International arrivals jumped 13.5 percent to rake in 99 billion shillings.
Last year’s GDP expansion was marginally higher than the 5.7 percent growth rate recorded in the year 2015.
The Kenya National Bureau of Statistics says the GDP expansion was hampered by drought and slow uptake of credit in the last three months of last year.
The economy experienced a conducive macroeconomic environment last year save for the last three months where growth was held back by below par rain and a slowdown in the uptake of loans after the interest rate cap law was enacted.
This saw key sectors such as agriculture, manufacturing, construction and financial services sectors record slowed growth.

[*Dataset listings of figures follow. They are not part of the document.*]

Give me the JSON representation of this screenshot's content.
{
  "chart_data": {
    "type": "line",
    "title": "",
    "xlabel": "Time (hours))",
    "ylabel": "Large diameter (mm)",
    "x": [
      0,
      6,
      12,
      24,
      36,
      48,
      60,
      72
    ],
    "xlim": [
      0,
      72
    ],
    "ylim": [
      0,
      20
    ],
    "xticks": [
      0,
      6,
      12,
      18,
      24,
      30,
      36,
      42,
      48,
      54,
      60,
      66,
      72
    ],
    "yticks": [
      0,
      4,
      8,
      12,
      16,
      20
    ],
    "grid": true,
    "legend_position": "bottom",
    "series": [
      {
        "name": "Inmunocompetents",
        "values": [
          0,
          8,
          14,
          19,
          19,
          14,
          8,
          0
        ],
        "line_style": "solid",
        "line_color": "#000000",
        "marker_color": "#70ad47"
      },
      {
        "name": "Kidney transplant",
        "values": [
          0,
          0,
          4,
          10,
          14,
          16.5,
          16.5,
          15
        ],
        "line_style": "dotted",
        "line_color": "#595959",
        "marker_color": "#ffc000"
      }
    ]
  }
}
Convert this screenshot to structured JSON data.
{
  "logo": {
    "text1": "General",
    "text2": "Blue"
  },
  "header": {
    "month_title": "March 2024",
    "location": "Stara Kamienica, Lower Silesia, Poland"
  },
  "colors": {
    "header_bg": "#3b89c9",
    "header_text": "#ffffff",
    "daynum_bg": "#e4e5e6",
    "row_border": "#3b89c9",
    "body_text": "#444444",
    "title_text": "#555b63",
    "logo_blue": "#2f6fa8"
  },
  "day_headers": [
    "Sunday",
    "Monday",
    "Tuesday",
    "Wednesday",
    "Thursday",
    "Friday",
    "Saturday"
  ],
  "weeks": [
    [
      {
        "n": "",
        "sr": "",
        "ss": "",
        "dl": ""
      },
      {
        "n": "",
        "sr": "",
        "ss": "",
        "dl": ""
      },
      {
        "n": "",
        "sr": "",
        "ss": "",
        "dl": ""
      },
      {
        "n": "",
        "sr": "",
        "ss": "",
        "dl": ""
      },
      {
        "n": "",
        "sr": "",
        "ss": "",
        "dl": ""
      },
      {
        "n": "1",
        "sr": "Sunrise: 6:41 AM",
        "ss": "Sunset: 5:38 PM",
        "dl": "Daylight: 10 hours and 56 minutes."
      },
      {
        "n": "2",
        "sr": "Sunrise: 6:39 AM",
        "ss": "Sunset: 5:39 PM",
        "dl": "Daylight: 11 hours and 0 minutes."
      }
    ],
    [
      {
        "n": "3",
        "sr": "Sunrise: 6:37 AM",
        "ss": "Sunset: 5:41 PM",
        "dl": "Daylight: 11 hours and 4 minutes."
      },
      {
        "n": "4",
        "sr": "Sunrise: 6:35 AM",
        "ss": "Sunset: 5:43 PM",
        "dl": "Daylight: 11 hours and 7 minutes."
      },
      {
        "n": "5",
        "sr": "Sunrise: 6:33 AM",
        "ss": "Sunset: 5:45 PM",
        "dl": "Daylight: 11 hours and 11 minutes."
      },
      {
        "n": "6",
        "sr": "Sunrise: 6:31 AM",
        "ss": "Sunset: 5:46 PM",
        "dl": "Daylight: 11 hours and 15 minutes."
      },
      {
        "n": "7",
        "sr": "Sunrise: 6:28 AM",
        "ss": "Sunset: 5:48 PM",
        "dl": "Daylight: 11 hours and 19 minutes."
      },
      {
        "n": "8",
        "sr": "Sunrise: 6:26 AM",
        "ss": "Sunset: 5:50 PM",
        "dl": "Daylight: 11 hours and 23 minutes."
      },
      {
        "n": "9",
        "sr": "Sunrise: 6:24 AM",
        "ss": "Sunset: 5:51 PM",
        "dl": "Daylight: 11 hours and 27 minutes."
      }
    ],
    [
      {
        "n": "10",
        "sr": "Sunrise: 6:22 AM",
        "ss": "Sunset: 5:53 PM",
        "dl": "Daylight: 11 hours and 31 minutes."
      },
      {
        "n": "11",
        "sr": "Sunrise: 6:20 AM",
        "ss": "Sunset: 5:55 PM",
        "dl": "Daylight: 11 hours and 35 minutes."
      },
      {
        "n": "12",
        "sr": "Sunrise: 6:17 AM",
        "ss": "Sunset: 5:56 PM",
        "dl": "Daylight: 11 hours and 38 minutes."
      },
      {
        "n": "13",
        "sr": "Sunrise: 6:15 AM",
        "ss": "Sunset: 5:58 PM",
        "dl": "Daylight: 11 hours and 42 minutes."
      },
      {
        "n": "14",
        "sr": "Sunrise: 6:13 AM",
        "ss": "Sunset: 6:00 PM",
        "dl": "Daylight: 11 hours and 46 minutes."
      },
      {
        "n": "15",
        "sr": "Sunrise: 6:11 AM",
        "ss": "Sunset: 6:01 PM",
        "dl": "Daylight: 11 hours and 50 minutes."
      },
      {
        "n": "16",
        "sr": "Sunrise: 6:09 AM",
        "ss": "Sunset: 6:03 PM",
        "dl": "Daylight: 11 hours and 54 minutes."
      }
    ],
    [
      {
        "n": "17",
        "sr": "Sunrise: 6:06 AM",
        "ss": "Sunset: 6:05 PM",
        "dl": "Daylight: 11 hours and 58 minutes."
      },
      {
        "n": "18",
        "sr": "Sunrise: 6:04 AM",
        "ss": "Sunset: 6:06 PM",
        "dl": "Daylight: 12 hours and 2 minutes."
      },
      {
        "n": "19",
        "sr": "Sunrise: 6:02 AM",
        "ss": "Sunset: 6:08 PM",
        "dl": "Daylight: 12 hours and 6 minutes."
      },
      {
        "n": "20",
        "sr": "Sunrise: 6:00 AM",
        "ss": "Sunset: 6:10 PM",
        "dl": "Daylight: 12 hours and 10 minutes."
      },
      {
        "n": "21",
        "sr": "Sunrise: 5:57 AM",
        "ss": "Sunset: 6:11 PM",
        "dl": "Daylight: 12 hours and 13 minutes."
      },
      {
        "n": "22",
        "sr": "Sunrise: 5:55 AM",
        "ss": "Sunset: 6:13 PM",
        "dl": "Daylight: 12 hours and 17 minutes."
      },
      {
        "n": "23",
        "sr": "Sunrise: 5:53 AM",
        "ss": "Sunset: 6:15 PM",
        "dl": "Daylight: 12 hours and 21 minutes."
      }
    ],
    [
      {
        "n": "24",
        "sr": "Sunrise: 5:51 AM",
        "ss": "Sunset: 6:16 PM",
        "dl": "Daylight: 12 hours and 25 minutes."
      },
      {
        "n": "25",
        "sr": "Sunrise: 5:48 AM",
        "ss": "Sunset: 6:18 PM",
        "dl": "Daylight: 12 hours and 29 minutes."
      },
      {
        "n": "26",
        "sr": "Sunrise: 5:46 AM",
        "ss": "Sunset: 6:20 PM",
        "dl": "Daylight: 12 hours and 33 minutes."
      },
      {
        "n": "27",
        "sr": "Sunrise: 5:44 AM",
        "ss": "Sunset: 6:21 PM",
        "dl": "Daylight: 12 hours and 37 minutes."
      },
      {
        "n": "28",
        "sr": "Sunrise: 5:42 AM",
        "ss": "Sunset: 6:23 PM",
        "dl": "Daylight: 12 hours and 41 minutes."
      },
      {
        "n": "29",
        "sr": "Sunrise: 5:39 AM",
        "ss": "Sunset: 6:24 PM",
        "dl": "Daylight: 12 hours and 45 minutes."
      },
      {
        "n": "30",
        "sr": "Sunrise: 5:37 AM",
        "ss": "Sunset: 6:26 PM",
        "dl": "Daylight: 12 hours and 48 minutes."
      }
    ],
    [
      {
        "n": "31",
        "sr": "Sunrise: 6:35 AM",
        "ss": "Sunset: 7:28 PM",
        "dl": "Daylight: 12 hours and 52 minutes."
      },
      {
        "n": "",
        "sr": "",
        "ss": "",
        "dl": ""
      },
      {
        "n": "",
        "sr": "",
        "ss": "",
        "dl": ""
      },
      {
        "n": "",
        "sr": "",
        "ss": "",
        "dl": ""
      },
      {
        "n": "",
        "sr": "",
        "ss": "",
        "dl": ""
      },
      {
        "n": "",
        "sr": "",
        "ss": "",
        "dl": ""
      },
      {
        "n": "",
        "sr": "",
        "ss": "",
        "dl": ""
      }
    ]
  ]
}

However, stronger growth registered in tourism, real estate, transport and ICT powered the economy to expand 5.8 percent in 2016.
The growth supported the creation of 832,900 new jobs of which 747,300 were in the informal sector.
Accommodation and food services, which is the main component of the tourism sector, recovered from a contraction of 1.3 percent to an expansion of 13.3 percent in 2016.
The agriculture sector posted a slower growth of 4 percent with maize production reducing by 5.4 million bags to 37.1 million bags.